Oh no, no.  I was hoping not to have to be induced, but now that things have started on their own, please do whatever possible to make this be over as fast as possible.  Except the foley bulb.”

I won’t go into what the foley bulb is right here, but it is positively medieval.

“Also,” I continued, “I want an epidural.  Just so we are clear.”

With that, I was whisked away into Labor & Delivery, hooked up to the IV, and pumped with that devil of a drug Pitocin.  Ouch.  After three hours of that stuff coursing through my veins, intensifying and elongating the contractions, I had dilated all of 1 centimeter more.  “But you’re at zero station and 90% effaced!” a nurse announced excitedly.
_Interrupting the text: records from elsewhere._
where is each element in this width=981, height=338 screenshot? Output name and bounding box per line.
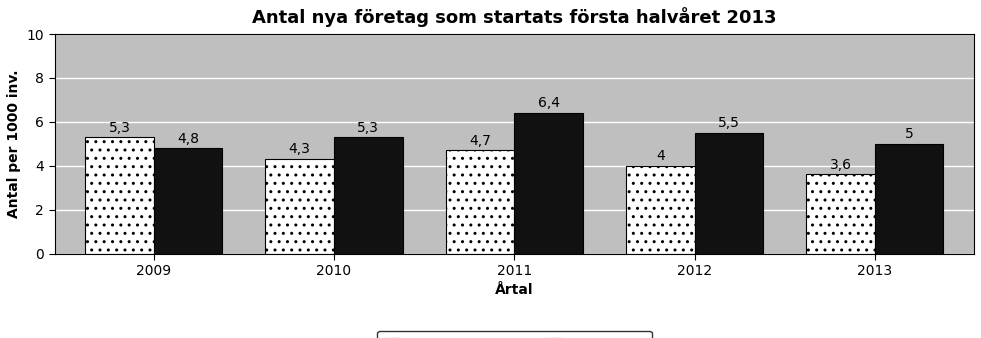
- Bar: [445, 150, 514, 254]
- Bar: [875, 144, 944, 254]
- Bar: [154, 148, 223, 254]
- Bar: [266, 159, 334, 254]
- Bar: [695, 133, 763, 254]
- Title: Antal nya företag som startats första halvåret 2013: Antal nya företag som startats första ha…: [252, 7, 777, 27]
- Text: 4,8: 4,8: [177, 131, 199, 146]
- Bar: [806, 174, 875, 254]
- Bar: [626, 166, 695, 254]
- Y-axis label: Antal per 1000 inv.: Antal per 1000 inv.: [7, 70, 21, 218]
- Text: 4,3: 4,3: [288, 143, 311, 156]
- Text: 4: 4: [656, 149, 665, 163]
- Text: 3,6: 3,6: [830, 158, 852, 172]
- X-axis label: Årtal: Årtal: [495, 284, 534, 297]
- Legend: Essunga kommun, Medel KKiK: Essunga kommun, Medel KKiK: [377, 331, 651, 338]
- Bar: [85, 137, 154, 254]
- Bar: [334, 137, 402, 254]
- Text: 4,7: 4,7: [469, 134, 490, 148]
- Text: 5: 5: [904, 127, 913, 141]
- Text: 6,4: 6,4: [538, 96, 559, 111]
- Text: 5,3: 5,3: [109, 121, 130, 135]
- Text: 5,3: 5,3: [357, 121, 380, 135]
- Text: 5,5: 5,5: [718, 116, 740, 130]
- Bar: [514, 113, 583, 254]
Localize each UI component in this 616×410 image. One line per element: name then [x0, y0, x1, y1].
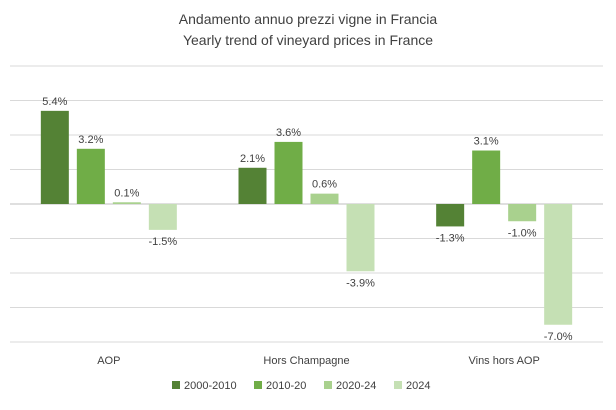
bar-2020-24-vins-hors-aop [508, 204, 537, 222]
data-label: 3.1% [474, 136, 499, 148]
category-label: Vins hors AOP [468, 355, 539, 367]
data-label: 2.1% [240, 153, 265, 165]
bar-2010-20-vins-hors-aop [472, 150, 501, 204]
category-label: Hors Champagne [263, 355, 349, 367]
legend-item-2024: 2024 [394, 380, 430, 392]
legend-label: 2020-24 [336, 380, 376, 392]
legend-label: 2024 [406, 380, 430, 392]
data-label: 0.6% [312, 179, 337, 191]
bar-2010-20-aop [76, 148, 105, 204]
data-label: 3.2% [78, 134, 103, 146]
bar-2024-aop [148, 204, 177, 230]
legend-swatch [254, 381, 262, 389]
legend-label: 2000-2010 [184, 380, 237, 392]
chart-title: Andamento annuo prezzi vigne in Francia [178, 11, 438, 27]
legend-label: 2010-20 [266, 380, 306, 392]
bar-2000-2010-vins-hors-aop [436, 204, 465, 227]
category-label: AOP [97, 355, 120, 367]
data-label: -1.5% [148, 236, 177, 248]
bar-2000-2010-hors-champagne [238, 167, 267, 204]
legend-swatch [172, 381, 180, 389]
data-label: -1.3% [436, 232, 465, 244]
legend-swatch [394, 381, 402, 389]
chart-title-block: Andamento annuo prezzi vigne in Francia … [0, 9, 616, 51]
bar-2024-vins-hors-aop [544, 204, 573, 325]
legend-swatch [324, 381, 332, 389]
data-label: 5.4% [42, 96, 67, 108]
data-label: 0.1% [114, 187, 139, 199]
data-label: -1.0% [508, 227, 537, 239]
data-label: -3.9% [346, 277, 375, 289]
legend-item-2010-20: 2010-20 [254, 380, 306, 392]
bar-2020-24-hors-champagne [310, 193, 339, 204]
data-label: -7.0% [544, 331, 573, 343]
chart-subtitle: Yearly trend of vineyard prices in Franc… [182, 32, 434, 48]
bar-2010-20-hors-champagne [274, 141, 303, 204]
bar-2024-hors-champagne [346, 204, 375, 272]
data-label: 3.6% [276, 127, 301, 139]
bar-2020-24-aop [112, 202, 141, 204]
legend-item-2000-2010: 2000-2010 [172, 380, 237, 392]
bar-2000-2010-aop [40, 110, 69, 204]
legend-item-2020-24: 2020-24 [324, 380, 376, 392]
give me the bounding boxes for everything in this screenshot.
“But that’s what I was when I was admitted!” I wailed.

“Oh.”  Silence.

The kind doctor decided to put me out of my misery and go ahead and give me the epidural, even though he would have preferred I be a little farther along.  I did not protest.  Through the uncontrollable shaking and husband hand-squeezing (which I thought was terribly cliché, but actually quite helpful), I could not for the life of me imagine why anyone would choose to do this naturally. 

The epidural was bliss.  Pure bliss.  I napped.  It was glorious.  Until it wasn’t.  Somehow, it stopped working and the contractions returned with a vengeance. (Okay, they never went away, but you know what I mean).  My little personal pain pump thingamajigy wasn’t working!  And the anesthesiologist was in an emergency c-section and unable to fix it for another hour and a half.  I tried to keep a brave face for the nurses, tried to seem strong, but it was pure torture.  Again I was struck by the question- why do women choose do this naturally?  And what about the women who don’t have a choice!  I cannot imagine!  Good for you, gals.  And I thought I had a high threshold for pain.

Damon – forever the optimist – left a voicemail for my dad, saying something to this effect: “Diana is doing great, the epidural really kicked in, blah blah blah”.

This prompted the following text to my father: “Damon mistaken. Epidural WAS working but stopped!  This is the only grandchild you’re getting.”

Eventually I was administered something that completely numbed my legs for a good 12 hours, at least.  So worth it.  And a few hours later Elisabeth entered the world.

And it was joy.

But joy enough to consider doing it again anytime soon?  Ha!  Well, okay, yeah, probably.  But hold your horses, people, and give me my time to “forget”.